Q. We’ve come across a situation at our cooperative, where some members of the board want to change the transfer fee or flip tax allocation. They want to assign a lower per share fee for those shareholders who purchase property in the near future. Some members of the board argue this is unfair because all the continual fluctuations of real estate through past years and future years can’t possibly be addressed. Also, those who’ve been here the longest to pay off the mortgage, and have invested and waited the longest for our new capital improvements, can’t be told our shares have lesser value than those of newer shareholders do. Is what they are proposing legal? How can we dissuade them from changing the transfer fees? What course of action can opposing shareholders take if those members of the board decide to implement these ideas?
—Questionable in Queens
A. “Assigning a lower per share transfer fee or ‘flip tax’ for certain shareholders but not for others would be illegal,” says Peter G. Goodman, Esq., a partner with the law firm of Smith Gambrell & Russell, LLP in Manhattan. “New York’s Business Corporation Law Section 501(c) and related court decisions prohibit unequal treatment of shareholders who hold the same class of shares, including the assessment of different fees depending on whether a shareholder is an original or subsequent purchaser of shares. Lowering the per share fee for those shareholders who purchased after a certain date would run afoul of that statute and those decisions.

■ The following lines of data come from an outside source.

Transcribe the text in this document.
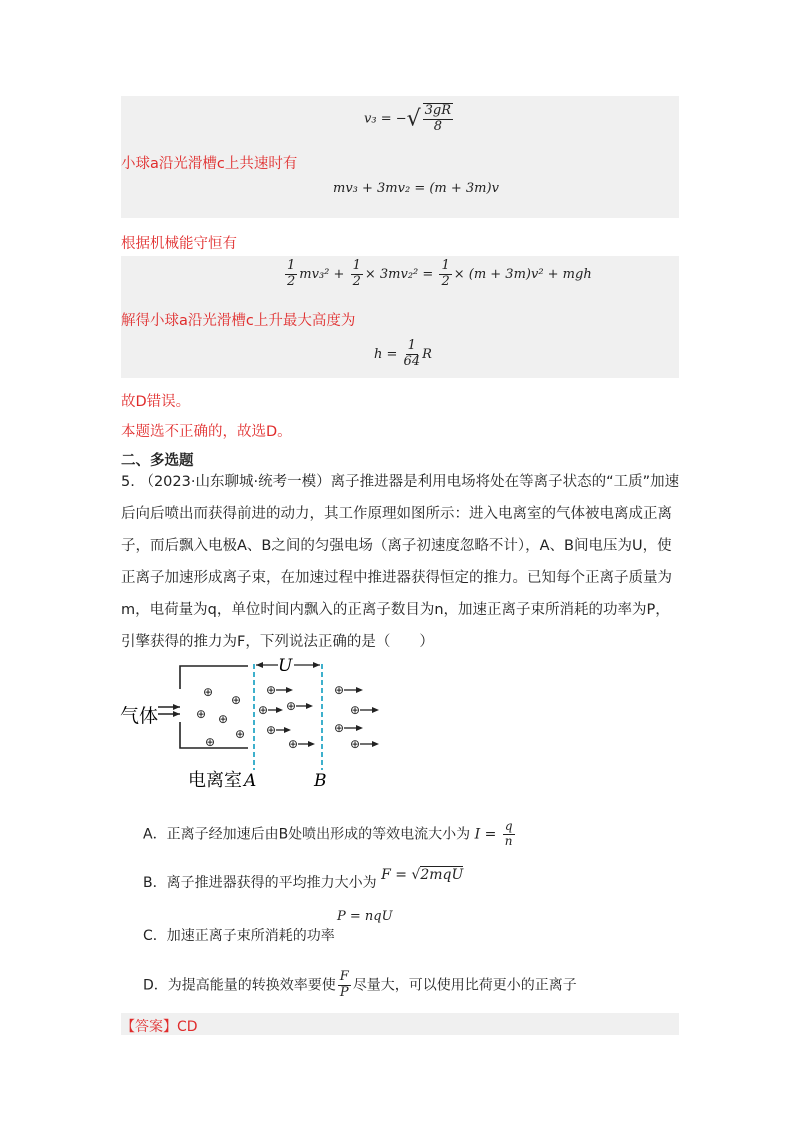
v₃ = −√ $\frac{3gR}{8}$
小球a沿光滑槽c上共速时有
mv₃ + 3mv₂ = (m + 3m)v
根据机械能守恒有
$\frac{1}{2} mv_3^2 + \frac{1}{2} \times 3mv_2^2 = \frac{1}{2} \times (m + 3m)v^2$ + mgh
解得小球a沿光滑槽c上升最大高度为
$h = \frac{1}{64}$ R
故D错误。
本题选不正确的，故选D。
二、多选题
5. （2023·山东聊城·统考一模）离子推进器是利用电场将处在等离子状态的“工质”加速后向后喷出而获得前进的动力，其工作原理如图所示：进入电离室的气体被电离成正离子，而后飘入电极A、B之间的匀强电场（离子初速度忽略不计），A、B间电压为U，使正离子加速形成离子束，在加速过程中推进器获得恒定的推力。已知每个正离子质量为m，电荷量为q，单位时间内飘入的正离子数目为n，加速正离子束所消耗的功率为P，引擎获得的推力为F，下列说法正确的是（　　）
U
气体
⊕
⊕
⊕ ⊕
⊕
⊕
⊕
⊕ ⊕
⊕
⊕
⊕
⊕
⊕
⊕
电离室 A	B
A．正离子经加速后由B处喷出形成的等效电流大小为 $I = \frac{q}{n}$
B．离子推进器获得的平均推力大小为 F = √2mqU
C．加速正离子束所消耗的功率
P = nqU
D．为提高能量的转换效率要使 $\frac{F}{P}$ 尽量大，可以使用比荷更小的正离子
【答案】CD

“Assuming that the proprietary lease already validly provides for the imposition of transfer fees, the existing lease language would need to be reviewed to determine whether the co-op board is given the authority to make the change or whether the proposed change to this provision would require a lease amendment. If a lease amendment is required, depending upon the language of the lease, such an amendment would require at least a majority, but more likely a two-thirds vote of the issued and outstanding shares. The vote would occur at an annual or special meeting of the shareholders. Under these circumstances, if the co-op board tried to change the transfer fees without amending the proprietary lease, any such board action likely would be invalidated by a court because of improper implementation and illegality of the transfer fee. Nevertheless, even if the proper procedure were followed to change the transfer fee, a court would likely invalidate the fee based upon illegality. In both scenarios, the opposing shareholders could bring an action requesting a declaration that the new transfer fee is invalid and an injunction against its enforcement.”